Judging only by the way I thought during Challenge, I think I failed at harmony. I did my homework, I participated in class, I wrote my essays, and did all the other things that come with high school education. However, I don’t think I understood at the time the orderliness of what true classical education is. For me, literature was its own thing, as was math, philosophy, history, and laboratory. I didn’t understand how each of these studies were connected. I don’t mean how they were connected as school subjects, each focusing on a different aspect of God’s creation, nor do I mean how they were connected because they all fall under “liberal arts.” Both of these connections are true, and I noticed them, but what I mean is that I didn’t understand how they were connected in my own being, in my pursuit of becoming more human.
I now attend St. John’s college, and one of the peculiar things that happens here is that instead of end-of-year testing, we do something called a “don rag.” In a don rag, all my tutors from different subjects meet together and evaluate my year’s performance in each subject. They tell me what I’m doing well, and give me advice on how to improve. During my final sophomore year don rag, my music tutor said something that has stuck with me ever since: She said that I did very well in class, and she noticed that not only did I treat music as a subject to be learned in that particular classroom, but I tried to live musically throughout my whole life. She said that was what she wanted me to do with every class. She encouraged me to treat every study, every liberal art, with the same love and devotion I placed on music. Of course, that can be hard with something like Euclid’s geometry, but I think she was on to something. I think that’s what it means to connect each study in a harmonious way. It’s not simply a matter of understanding subjects’ connection in an intellectual way; subjects must be understood by my whole being. I must live classical education; I cannot simply learn it.

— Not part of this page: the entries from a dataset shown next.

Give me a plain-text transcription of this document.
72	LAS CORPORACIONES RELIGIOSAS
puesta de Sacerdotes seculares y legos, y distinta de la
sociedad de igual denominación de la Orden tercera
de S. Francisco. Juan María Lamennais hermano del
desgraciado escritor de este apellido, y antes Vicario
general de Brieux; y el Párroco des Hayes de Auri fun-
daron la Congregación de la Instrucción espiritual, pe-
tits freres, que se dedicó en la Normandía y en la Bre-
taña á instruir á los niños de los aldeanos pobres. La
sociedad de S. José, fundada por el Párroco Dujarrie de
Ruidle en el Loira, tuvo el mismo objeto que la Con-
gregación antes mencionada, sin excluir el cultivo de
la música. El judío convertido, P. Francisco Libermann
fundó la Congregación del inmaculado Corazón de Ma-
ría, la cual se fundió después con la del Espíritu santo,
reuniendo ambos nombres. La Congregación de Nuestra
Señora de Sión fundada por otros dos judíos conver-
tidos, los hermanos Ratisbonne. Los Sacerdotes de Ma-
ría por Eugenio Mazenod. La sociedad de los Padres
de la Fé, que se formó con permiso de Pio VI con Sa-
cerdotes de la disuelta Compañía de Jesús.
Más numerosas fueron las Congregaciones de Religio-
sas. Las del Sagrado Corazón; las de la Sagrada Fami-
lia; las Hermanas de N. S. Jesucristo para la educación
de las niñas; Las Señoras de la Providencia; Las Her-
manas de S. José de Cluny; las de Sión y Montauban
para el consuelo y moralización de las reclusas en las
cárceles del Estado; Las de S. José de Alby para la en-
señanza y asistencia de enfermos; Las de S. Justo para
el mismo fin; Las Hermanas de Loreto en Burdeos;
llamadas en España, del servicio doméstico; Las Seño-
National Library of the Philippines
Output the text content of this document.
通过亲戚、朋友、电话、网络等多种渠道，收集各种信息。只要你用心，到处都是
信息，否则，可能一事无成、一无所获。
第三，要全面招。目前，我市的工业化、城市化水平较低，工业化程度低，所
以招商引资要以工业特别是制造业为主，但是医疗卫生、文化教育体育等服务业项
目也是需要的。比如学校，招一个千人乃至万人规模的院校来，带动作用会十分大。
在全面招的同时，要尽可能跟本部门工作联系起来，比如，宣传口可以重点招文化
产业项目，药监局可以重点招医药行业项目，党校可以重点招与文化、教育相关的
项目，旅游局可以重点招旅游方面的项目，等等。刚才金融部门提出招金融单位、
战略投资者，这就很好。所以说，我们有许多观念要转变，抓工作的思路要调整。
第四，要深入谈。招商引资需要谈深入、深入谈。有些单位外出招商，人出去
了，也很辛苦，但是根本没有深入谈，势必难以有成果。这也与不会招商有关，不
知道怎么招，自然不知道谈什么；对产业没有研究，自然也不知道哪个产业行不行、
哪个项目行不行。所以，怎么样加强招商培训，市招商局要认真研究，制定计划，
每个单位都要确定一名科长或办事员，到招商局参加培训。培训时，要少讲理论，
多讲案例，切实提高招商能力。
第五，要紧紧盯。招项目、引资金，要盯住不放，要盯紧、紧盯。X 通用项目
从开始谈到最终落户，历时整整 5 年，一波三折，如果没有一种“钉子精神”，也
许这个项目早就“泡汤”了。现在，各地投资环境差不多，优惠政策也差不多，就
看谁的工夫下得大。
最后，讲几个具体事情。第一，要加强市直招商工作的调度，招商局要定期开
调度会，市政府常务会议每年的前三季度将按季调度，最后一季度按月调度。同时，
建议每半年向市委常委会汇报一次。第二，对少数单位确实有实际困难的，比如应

Now it’s okay for me to look back and say that I didn’t fully understand that during my time in the Challenge program. It wasn’t a failure in the sense that I didn’t pass a quiz. In fact, it wasn’t a failure at all; it was a “not quite yet.” Learning to live the classically educated life means learning to become more human, and do it well. It is an activity, something that I was trying to do, something that I am doing, and something that I will continue to do. There is always something more to discover, more to learn. There are more equations to solve, questions to ask, dissections to make, and books to fall in love with. And Challenge helped me with that. Its focus on classical education is exactly where one should begin, and what better place to grow from than the beginning?